There were almost non-stop conversations between the barbers and the customers they were working on and those who were waiting in chairs along the wall across from the barber chairs. Most of the time the talk was about some athletic team, or high school, college or professional. In 1955 the “Philadelphia Athletics” became the “Kansas City Athletics.” That was a big subject of conversation in the barbershop but that interest didn’t translate to ticket sales. After 13 lackluster seasons, when at times the number of people in the dugouts and on the field was almost equal to the number of spectators, they moved to Oakland. However there was always Caney High Schools’ teams and athletes and its opponents to talk about And K.U. (University of Kansas) Once in a while someone would tell a mildly off-color joke. Not really X-rated but one we wouldn’t tell our Mother.

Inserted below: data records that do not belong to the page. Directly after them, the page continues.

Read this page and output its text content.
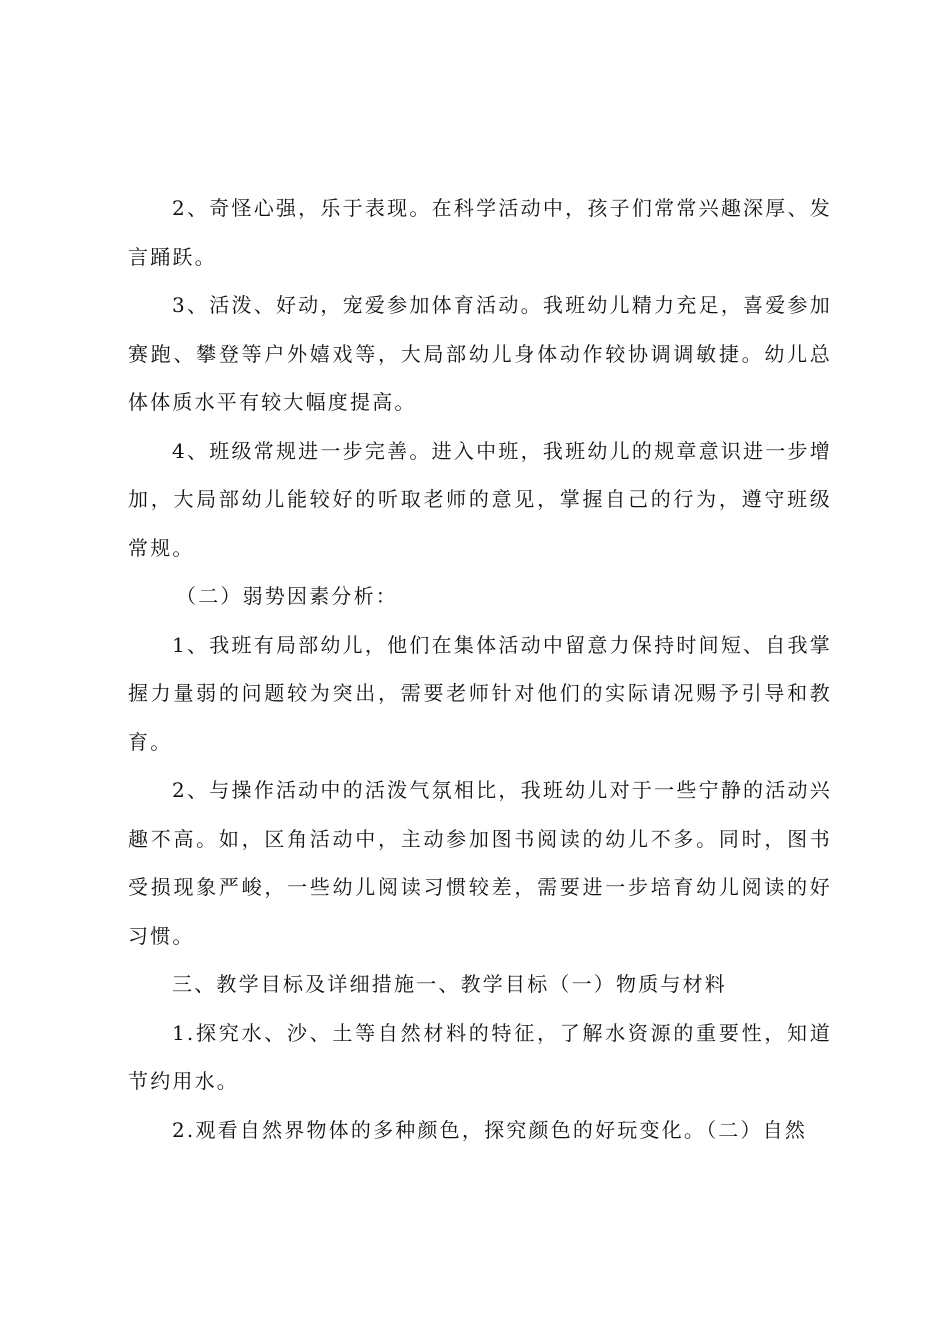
2、奇怪心强，乐于表现。在科学活动中，孩子们常常兴趣深厚、发言踊跃。

3、活泼、好动，宠爱参加体育活动。我班幼儿精力充足，喜爱参加赛跑、攀登等户外嬉戏等，大局部幼儿身体动作较协调调敏捷。幼儿总体体质水平有较大幅度提高。

4、班级常规进一步完善。进入中班，我班幼儿的规章意识进一步增加，大局部幼儿能较好的听取老师的意见，掌握自己的行为，遵守班级常规。

（二）弱势因素分析：

1、我班有局部幼儿，他们在集体活动中留意力保持时间短、自我掌握力量弱的问题较为突出，需要老师针对他们的实际请况赐予引导和教育。

2、与操作活动中的活泼气氛相比，我班幼儿对于一些宁静的活动兴趣不高。如，区角活动中，主动参加图书阅读的幼儿不多。同时，图书受损现象严峻，一些幼儿阅读习惯较差，需要进一步培育幼儿阅读的好习惯。

三、教学目标及详细措施一、教学目标（一）物质与材料

1.探究水、沙、土等自然材料的特征，了解水资源的重要性，知道节约用水。

2.观看自然界物体的多种颜色，探究颜色的好玩变化。（二）自然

If they didn’t care to talk the waiting customers could read one of the many magazines lying about. Those were magazines about hunting and fishing or catered to men. No “smut” was allowed. The raciest ones to be found were “True, The Man's Magazine “Esquire,” and “True Detective” magazines.
Floyd didn’t have the only barbershop in town. There was another a block west, owned by Hank Surret. But Hank’s shop didn’t have as large or loyal a following. He wasn’t as gifted a conversationalist as Floyd Swayne and his shop just didn’t have the pizzazz, or as we now say “ambiance.” It was just a place to get a haircut.
As barbershops gave way to “Hair Salons” and are frequented by both men and women. those who wield the clippers became “Stylists” and the testosterone, Man's Kingdoms disappeared. And with them, a piece of Americana was lost.
What a great snapshot of a bygone era! I saw a TV program lately (?American Pickers) featuring one of those barbershop chairs, which now cost quite a pretty penny!
I now have a barber who will cut my hair so long as we both live. Several years ago I was growing hair only along the sides and back of my head. The top of my head was as slick as an ice-skating rink. I bought a Wahl Home Haircut Kit and presented it to my beautiful wife. I told her to put the clippers on their lowest setting and "mow the lawn." She does a great job and I have an extra benefit. I can "get fresh" with the barber. (and frequently do) But I do bemoan the death of the barbershop and the continued feminization of men and/or move towards a Unisex world.